Last week we outlined policy proposals of Democratic presidential candidates related to housing. This week, we will look at some recent announcements and analysis of President Trump’s housing-related moves.
Greg B. Smith of The City reported last week that the fiscal 2021 budget proposed by the Department of Housing and Urban Development (HUD) virtually eliminates all funding for big-ticket capital projects in public housing. “It also seeks a 10% cut to federal funds for public housing operating budgets nationwide to $3.5 billion, and trims the Housing Choice Voucher rental subsidy, also known as Section 8, by $5 billion.”
That said, Rob Astorino of The New York Postnotes that “gone is the federal mandate dictating the modeling of communities based on statistical formulas. Restored to local officials is the power that gives them the flexibility to weigh real-world factors in making housing decisions…And builders are now more likely to build affordable housing, since the attached strings have been removed.”

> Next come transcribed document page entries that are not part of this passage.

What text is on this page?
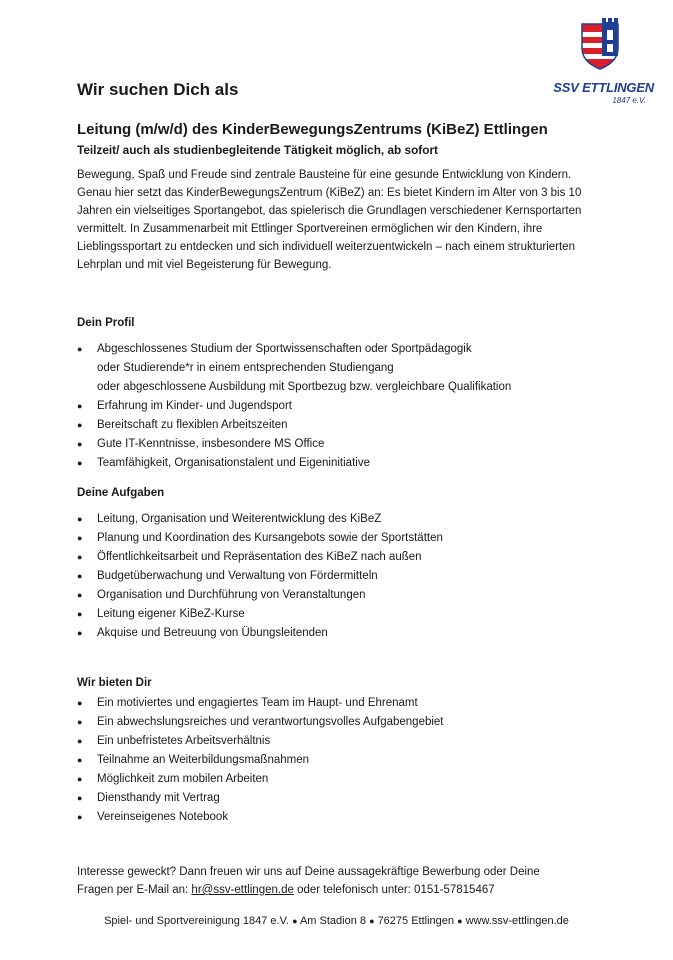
SSV ETTLINGEN
1847 e.V.
Wir suchen Dich als
Leitung (m/w/d) des KinderBewegungsZentrums (KiBeZ) Ettlingen
Teilzeit/ auch als studienbegleitende Tätigkeit möglich, ab sofort
Bewegung, Spaß und Freude sind zentrale Bausteine für eine gesunde Entwicklung von Kindern. Genau hier setzt das KinderBewegungsZentrum (KiBeZ) an: Es bietet Kindern im Alter von 3 bis 10 Jahren ein vielseitiges Sportangebot, das spielerisch die Grundlagen verschiedener Kernsportarten vermittelt. In Zusammenarbeit mit Ettlinger Sportvereinen ermöglichen wir den Kindern, ihre Lieblingssportart zu entdecken und sich individuell weiterzuentwickeln – nach einem strukturierten Lehrplan und mit viel Begeisterung für Bewegung.
Dein Profil
● Abgeschlossenes Studium der Sportwissenschaften oder Sportpädagogik
oder Studierende*r in einem entsprechenden Studiengang
oder abgeschlossene Ausbildung mit Sportbezug bzw. vergleichbare Qualifikation
● Erfahrung im Kinder- und Jugendsport
● Bereitschaft zu flexiblen Arbeitszeiten
● Gute IT-Kenntnisse, insbesondere MS Office
● Teamfähigkeit, Organisationstalent und Eigeninitiative
Deine Aufgaben
● Leitung, Organisation und Weiterentwicklung des KiBeZ
● Planung und Koordination des Kursangebots sowie der Sportstätten
● Öffentlichkeitsarbeit und Repräsentation des KiBeZ nach außen
● Budgetüberwachung und Verwaltung von Fördermitteln
● Organisation und Durchführung von Veranstaltungen
● Leitung eigener KiBeZ-Kurse
● Akquise und Betreuung von Übungsleitenden
Wir bieten Dir
● Ein motiviertes und engagiertes Team im Haupt- und Ehrenamt
● Ein abwechslungsreiches und verantwortungsvolles Aufgabengebiet
● Ein unbefristetes Arbeitsverhältnis
● Teilnahme an Weiterbildungsmaßnahmen
● Möglichkeit zum mobilen Arbeiten
● Diensthandy mit Vertrag
● Vereinseigenes Notebook
Interesse geweckt? Dann freuen wir uns auf Deine aussagekräftige Bewerbung oder Deine
Fragen per E-Mail an: hr@ssv-ettlingen.de oder telefonisch unter: 0151-57815467
Spiel- und Sportvereinigung 1847 e.V. ● Am Stadion 8 ● 76275 Ettlingen ● www.ssv-ettlingen.de
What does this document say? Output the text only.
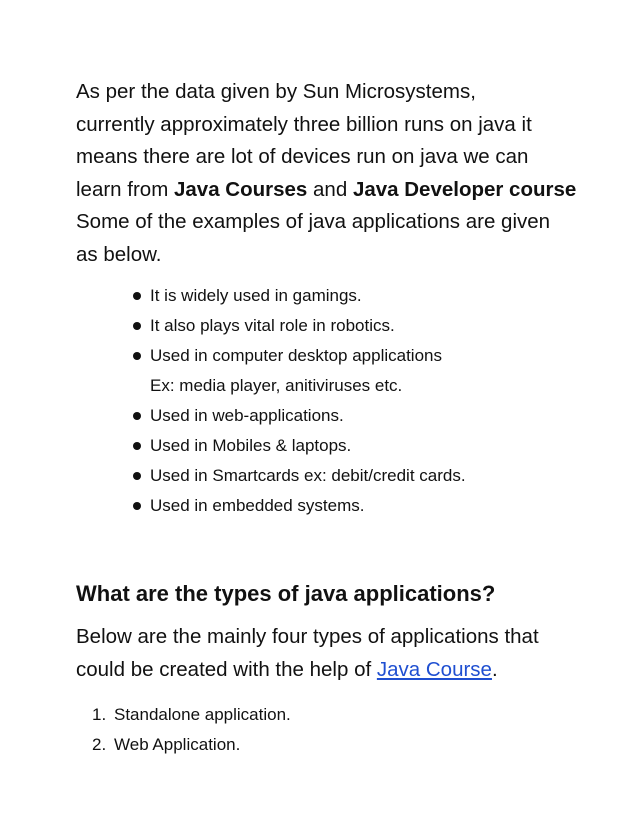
As per the data given by Sun Microsystems,
currently approximately three billion runs on java it
means there are lot of devices run on java we can
learn from Java Courses and Java Developer course
Some of the examples of java applications are given
as below.

It is widely used in gamings.
It also plays vital role in robotics.
Used in computer desktop applications
Ex: media player, anitiviruses etc.
Used in web-applications.
Used in Mobiles & laptops.
Used in Smartcards ex: debit/credit cards.
Used in embedded systems.
What are the types of java applications?

Below are the mainly four types of applications that
could be created with the help of Java Course.

1. Standalone application.
2. Web Application.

David Jeans of The Real Deal reported on President Trump’s comments about his Opportunity Zone policy: “Jobs and investments are pouring into 9,000 previously neglected neighborhoods thanks to Opportunity zones,” Trump said. “Wealthy people and companies are pouring money into poor neighborhoods or areas that haven’t seen investment in many decades.”
See Emily Disalvo’s recent The Hill article outlining the different pictures lawmakers are painting of the President’s Opportunity Zone policy.
The President is also weighing in on rate decisions, with Jeff Cox of CNBC reporting that due to the coronavirus impact, the President recently noted, “I hope the Fed gets involved, and I hope they get involved soon.” Although the President didn’t mention a rate cut, he did state that the U.S. central bank should “follow its global counterparts who are putting in a lot of money.” to combat coronavirus and the ensuing economic slowdown.
Finally, from our good friend Brandon Hall over at BiggerPockets, here is an excellent article describing how the GOP tax bill affects us and our businesses.
Stock correction and interest rates
We have been in the midst of the worst stock dip since 2008. This has sent mortgage rates to new lows, prompting many questions from investors concerning the benefits of refinancing. We’ve discussed what investors should do in a low-interest rate environment, and we even have a feature that connects investors directly with lenders—just a simple survey and then get your rate quote.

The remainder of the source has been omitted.